Peki şimdi neredeyiz? İşte o son cumhuriyet yüzyılının ilk zamanlarının yaşayanları ve çok şükür yaşatanları hâlâ hayatta ki, dananın kuyruğu bir türlü kopamıyor. Onca çabaya rağmen demokratik, insan gibi, çağa yakışır yaşama hak ve isteğimiz sönmüyor, tükenmiyor. Hayır diye bas bas bağıran bizler, o umudu hiç kaybetmeden, söylenerek, karamsar muhabbetlerde iç çekerek, bazen kaçıp giderek, bazen sokaklarda, bazen karakollarda, kimi zaman ne ne acı mezarlıkta yaşatıyoruz o umudu.
Önümüz yine bir seçim. Biz ki siyaseti kahvaltıdan gece yarısına almışsak içimize, teoriler üretmekten yana zenginiz elbette. Konuşarak, tartışarak, adam gibi açıklayarak, yeri gelir göstererek, kimi zaman mağlup olup bilenerek geçecek zaman her seçim dönemi olduğu gibi. Ve biz yine her zamanki gibi bunun son çıkış olduğu konusunda yüzümüz pancar gibi olana, sesimiz kısılana dek konuşacağız.

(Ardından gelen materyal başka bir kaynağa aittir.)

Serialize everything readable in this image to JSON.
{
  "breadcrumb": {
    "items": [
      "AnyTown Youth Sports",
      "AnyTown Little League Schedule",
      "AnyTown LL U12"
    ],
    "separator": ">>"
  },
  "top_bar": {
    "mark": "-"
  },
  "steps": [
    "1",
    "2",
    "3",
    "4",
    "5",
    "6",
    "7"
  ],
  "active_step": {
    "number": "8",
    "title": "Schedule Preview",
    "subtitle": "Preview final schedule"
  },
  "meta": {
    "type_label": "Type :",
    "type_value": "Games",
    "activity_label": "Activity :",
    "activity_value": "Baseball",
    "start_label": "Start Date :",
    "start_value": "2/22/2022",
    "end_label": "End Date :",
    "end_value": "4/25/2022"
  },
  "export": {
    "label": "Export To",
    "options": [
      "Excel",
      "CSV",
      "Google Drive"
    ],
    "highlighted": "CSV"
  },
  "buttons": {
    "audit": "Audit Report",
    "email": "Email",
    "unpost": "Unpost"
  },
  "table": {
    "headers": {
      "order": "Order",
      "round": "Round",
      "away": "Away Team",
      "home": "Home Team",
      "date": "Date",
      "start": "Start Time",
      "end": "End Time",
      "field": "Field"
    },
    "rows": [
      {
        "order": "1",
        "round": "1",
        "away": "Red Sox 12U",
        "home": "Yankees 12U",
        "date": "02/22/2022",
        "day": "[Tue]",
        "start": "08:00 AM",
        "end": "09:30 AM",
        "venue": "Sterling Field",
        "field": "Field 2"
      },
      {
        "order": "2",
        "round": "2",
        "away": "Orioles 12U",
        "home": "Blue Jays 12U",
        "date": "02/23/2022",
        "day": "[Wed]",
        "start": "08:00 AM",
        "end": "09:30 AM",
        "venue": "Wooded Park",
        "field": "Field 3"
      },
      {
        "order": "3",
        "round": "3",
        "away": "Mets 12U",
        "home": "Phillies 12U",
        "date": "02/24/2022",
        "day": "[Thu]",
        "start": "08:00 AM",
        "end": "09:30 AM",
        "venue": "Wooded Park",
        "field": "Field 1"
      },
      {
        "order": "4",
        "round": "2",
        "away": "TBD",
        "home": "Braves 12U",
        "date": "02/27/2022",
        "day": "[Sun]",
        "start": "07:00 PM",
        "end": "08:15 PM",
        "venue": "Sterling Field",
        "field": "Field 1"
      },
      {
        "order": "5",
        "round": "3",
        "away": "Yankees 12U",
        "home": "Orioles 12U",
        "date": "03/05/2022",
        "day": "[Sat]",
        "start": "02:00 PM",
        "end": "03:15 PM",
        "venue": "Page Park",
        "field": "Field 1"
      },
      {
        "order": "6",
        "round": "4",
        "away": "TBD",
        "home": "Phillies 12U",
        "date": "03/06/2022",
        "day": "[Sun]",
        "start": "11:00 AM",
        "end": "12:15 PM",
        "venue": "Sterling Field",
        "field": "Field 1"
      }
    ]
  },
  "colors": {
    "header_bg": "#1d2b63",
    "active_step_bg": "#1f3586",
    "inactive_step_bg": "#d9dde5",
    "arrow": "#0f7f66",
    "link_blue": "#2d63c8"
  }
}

Ben umudu kaybetmekten yana değilim. Eğer olursa bir hüsran, ayağa kalkıp ileriye doğru yine yürüyeceğimize inancım var. Biz siyaseti her ne olursa olsun hücrelerimizde sindirmiş bir halkız. O yüzden bu güvenim.
Fakat yine de bir çıkış olduğu, ama hep olmayabileceği gerçeğini akıldan çıkarmamak gerek. O köprü biz yaklaştıkça uzaklaşıyor yanılsaması ile yadsınamayacak denli gerçek. Bunu Ortadoğu, Afrika, Güney Amerika, Uzakdoğu ve hatta Avrupa’nın orta yeri çok yakın zamanda söyledi bize. Korkmak bazen umudu alevlendirir. Bende olan bu sanırım.
Dünya döne döne yangına giderken hız almanın lüzumu yok. Birleşmekten ve kalan sağlarla elele vermekten başka çıkar yok.